While many will take notice to which tracks have been added or subtracted, there are some more subtle observations to the schedule that may give a sense as to how NASCAR and track owners are thinking.
No midweek races – Because of the pandemic, NASCAR experimented with shorter midweek races and they were fun, ratings took a hit in comparison to weekend races. While there were rumors for a midweek race in 2021, and I maintain that the night after the MLB All-Star Game would be a great opportunity for NASCAR to race without MLB opposition in the summer, that appears to not be the case in 2021.
No Iowa or Gateway – Along the lines of midweek races, Iowa and Gateway are not on the schedule. Those two tracks were highlighted as potentially trying a midweek race as a way to get on the Cup schedule but if NASCAR decided midweek races weren’t for them, that takes out Iowa and Gateway.
More road courses but not short tracks – NASCAR listened to fans and doubled the number of road courses but other than Bristol on dirt, the number of short tracks remain the same and unchanged. Maybe that changes in the next year or two with Auto Club’s plans to be a short track.

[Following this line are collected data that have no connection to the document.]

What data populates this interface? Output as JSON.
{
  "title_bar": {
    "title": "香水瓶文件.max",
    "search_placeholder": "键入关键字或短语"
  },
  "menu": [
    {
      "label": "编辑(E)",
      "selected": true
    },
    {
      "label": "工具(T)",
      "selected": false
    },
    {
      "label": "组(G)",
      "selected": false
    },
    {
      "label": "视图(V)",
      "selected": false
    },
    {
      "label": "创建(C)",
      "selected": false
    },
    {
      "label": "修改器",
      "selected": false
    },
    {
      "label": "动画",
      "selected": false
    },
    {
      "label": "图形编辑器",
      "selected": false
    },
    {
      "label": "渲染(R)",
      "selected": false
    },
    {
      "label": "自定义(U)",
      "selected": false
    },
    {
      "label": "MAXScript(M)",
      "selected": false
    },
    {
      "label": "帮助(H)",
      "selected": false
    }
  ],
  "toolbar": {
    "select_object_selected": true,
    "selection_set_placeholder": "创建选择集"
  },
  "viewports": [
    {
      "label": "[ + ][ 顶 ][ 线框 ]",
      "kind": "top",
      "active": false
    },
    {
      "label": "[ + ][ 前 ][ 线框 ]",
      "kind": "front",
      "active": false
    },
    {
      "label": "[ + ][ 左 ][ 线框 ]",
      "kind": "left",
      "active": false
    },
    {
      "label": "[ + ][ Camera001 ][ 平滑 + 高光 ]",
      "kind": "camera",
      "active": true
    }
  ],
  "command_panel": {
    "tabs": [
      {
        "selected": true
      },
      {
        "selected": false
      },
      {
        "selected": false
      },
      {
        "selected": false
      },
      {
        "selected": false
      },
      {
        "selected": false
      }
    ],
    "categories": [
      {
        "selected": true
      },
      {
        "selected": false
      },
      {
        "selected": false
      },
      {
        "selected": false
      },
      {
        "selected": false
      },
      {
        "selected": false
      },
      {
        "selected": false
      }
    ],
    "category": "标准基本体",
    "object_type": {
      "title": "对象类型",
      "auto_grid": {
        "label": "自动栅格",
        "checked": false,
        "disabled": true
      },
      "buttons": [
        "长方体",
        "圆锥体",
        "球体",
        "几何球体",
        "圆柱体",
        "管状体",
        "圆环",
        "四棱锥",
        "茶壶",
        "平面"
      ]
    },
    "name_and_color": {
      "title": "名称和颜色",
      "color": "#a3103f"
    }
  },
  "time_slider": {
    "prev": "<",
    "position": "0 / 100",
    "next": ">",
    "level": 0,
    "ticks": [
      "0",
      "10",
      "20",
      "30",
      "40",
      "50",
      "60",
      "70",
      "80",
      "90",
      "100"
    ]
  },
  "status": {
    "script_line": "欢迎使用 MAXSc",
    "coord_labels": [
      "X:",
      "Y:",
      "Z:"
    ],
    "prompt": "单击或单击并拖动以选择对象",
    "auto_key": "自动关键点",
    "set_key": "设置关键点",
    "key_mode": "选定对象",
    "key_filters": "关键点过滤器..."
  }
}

Fewer Saturday races – I have to go back to 2018 for a non-pandemic impacted schedule but in 2018, there were seven races (including the All-Star Race) on Saturday. In 2020, not counting the Pocono doubleheader, there are four (4/10 Martinsville, 8/28 Daytona, 9/11 Richmond, 9/18 Bristol). While race times haven’t been revealed, this likely means fewer night races next season. Surely, local dirt track owners and fans are pleased with that news.
Brickyard 400 not a crown jewel??? – The only change I personally disagree with is changing the Cup race at Indianapolis to the road course. Yes, there are more exciting races on the schedule than the Brickyard 400 but it was a race that still had exciting action and is really only seen as a terrible race from many because of the aftertaste of the 2008 tire debacle.

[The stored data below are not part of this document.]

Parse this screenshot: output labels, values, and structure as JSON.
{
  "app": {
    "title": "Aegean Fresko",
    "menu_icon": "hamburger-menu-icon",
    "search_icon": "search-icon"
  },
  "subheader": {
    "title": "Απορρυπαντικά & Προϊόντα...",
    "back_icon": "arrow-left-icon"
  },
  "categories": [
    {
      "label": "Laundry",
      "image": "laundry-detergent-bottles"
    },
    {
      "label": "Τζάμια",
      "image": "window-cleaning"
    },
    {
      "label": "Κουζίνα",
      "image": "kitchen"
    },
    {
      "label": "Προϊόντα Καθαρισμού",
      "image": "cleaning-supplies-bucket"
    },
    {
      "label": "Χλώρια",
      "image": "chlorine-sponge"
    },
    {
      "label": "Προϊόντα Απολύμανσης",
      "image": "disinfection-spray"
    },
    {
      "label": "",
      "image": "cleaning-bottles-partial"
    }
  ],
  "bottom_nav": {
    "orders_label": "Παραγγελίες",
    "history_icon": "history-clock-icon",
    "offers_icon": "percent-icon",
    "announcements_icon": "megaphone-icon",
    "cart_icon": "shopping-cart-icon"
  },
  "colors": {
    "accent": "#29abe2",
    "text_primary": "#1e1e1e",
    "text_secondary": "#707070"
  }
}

The Brickyard 400 was a pillar of the NASCAR schedule for the past 26 years and was considered a crown jewel by many but many didn’t see it like that and the oval is now off the schedule. At least it’ll be a NASCAR/IndyCar doubleheader, which is something that should happen more often. My suggestion has always been to have a doubleheader where the road course is raced on Saturday and the oval on Sunday but for now we’re getting the road course.
Other things like race times and the number of one-day race weekends will be revealed in due time but for now, NASCAR fans and teams have a lot to chew on for the 2021 Cup Series season.